Женевьева Васильева молча слушала подругу Марфу Дерябкину, хмуря свои тонкие, как будто нарисованные карандашом, брови.
– И куда он исчез, интересно?
– Сама не знаю, все говорят, что болен, а когда заболел, чем, и в какой больнице лежит, никто не знает.
– Прямо совсем никто и не знает?
– Нет. В деканате это никого не интересует, а фон Биттенбиндер упорно молчит и, судя по всему, знает не больше, чем другие.
– Хороший друг, – усмехнулась Женевьева. – Ясненько, всё меньше у нас с тобой, Марфа, остаётся первокурсников.
– Да, – поддакнула та, – уже троих с первой сессии отчислили, а скоро уже и вторая наступит, всего-то три месяца осталось, а она посложнее окажется.
– Конечно, набирали всех подряд, да ещё вне конкурса. Вот такие и не выдерживают учёбы, – выразила своё недовольство Женевьева просто для того, чтобы перевести на другую тему опасный для неё разговор.
– Да, не выдерживают, – вновь поддакнула Марфа, – и этот Дегтярёв тоже сюда попал по набору, как сирота. Отец у него, видишь ли, погиб на фронте, и что теперь, всех подряд брать? А он вот заболел, и отчислят его, это уж ясно, как день!
– Что ты сказала, повтори? – мгновенно вспыхнула от злости Женевьева.
Она никогда не замечала за собой гнева, просто не приходилось, но то чувство, что внезапно охватило её, заставило задрожать губы, а глаза вспыхнуть явной злостью. В другой момент она смогла бы сдержать себя или не показать чувства так явно, но сейчас эмоции захлестнули девушку.
– Так это, заболел, и отчислят его, – со страхом глядя на лицо подруги, внезапно ставшее очень злым, пролепетала Марфа, явно не понимая, с чего та не на шутку рассердилась.
– Нет, что ты до этого сказала, повтори то, что сказала про его отца?!
– Так это… погиб у него отец на фронте, но это же не даёт ему право поступать именно в Павлоград, – гораздо тише, но и более упрямо ответила Марфа.
– Марфа! – скорее выплюнула из себя, чем сказала имя подруги Женевьева, – сколько у тебя родственников за сотню лет погибло или оказалось ранено во всех прошедших войнах?
– Ааа, эээ, мы же купцы старинного рода, мы деньги зарабатываем, а не воюем.

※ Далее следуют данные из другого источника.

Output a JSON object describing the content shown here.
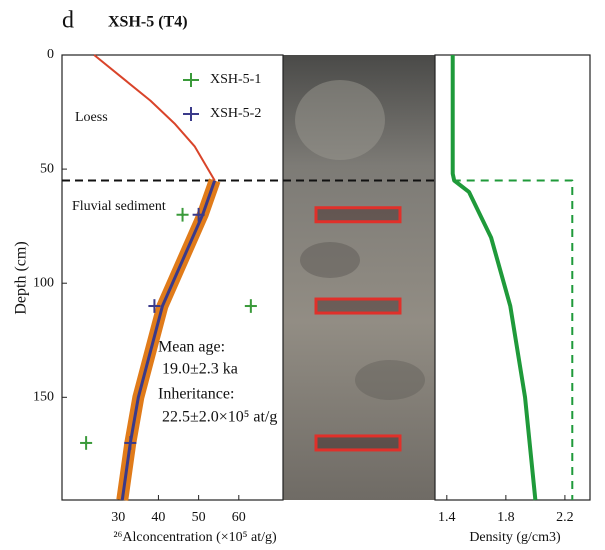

– Так вот, Марфа, – и Женевьева наклонилась над подругой, хищно раздувая ноздри своего точёного аристократического носа. – Все мои родственники, как со стороны мамы, так и со стороны папы, воевали. Дядя пришёл с войны без ноги, дед погиб, и так в каждом поколении. Все мужчины моего рода были офицерами и абсолютно все служили в армии, либо в гвардии. Кому-то повезло, и на его долю не пришлось войны, а кто-то сражался за свою жизнь не на одной войне, а то и всю жизнь этим занимался. Я знаю всё о своих предках, как они воевали и чего им это стоило. А ты смеешь изрыгивать из себя такие слова в отношении юноши, чей отец был дворянином и погиб, защищая таких, как ты, купцов? А?! Что вы сделаете, когда начнётся война, побежите из страны спасаться, или что? А она уже не за горами, поняла, д… Марфа?!
– Да я что, я ничего, – испуганно затараторила юная купчиха, – так просто, к слову пришлось.
– Я тебе язык вырву, если в следующий раз такое ляпнешь, поняла? – никак не могла успокоиться Женевьева, откуда только и слова жесткие брались, да и злость такая, которую она в себе никогда не чувствовала, а тут прямо за сердце схватило.
Она отстранилась от Марфы, взяв себя в руки. Интересно, почему она так разозлилась? Вроде, да, купчиха сказала бестактность, но она подобное говорила постоянно, по разным поводам, и хватало холодного одёргивания, чтобы та затыкалась, а тут прямо взбесила своим свинством и пренебрежением. Наверное, это всё из-за тревоги за Дегтярёва, будь он неладен! Ничего, зато Марфа ничего не заподозрит и примет яростную тираду в счёт защиты её предков.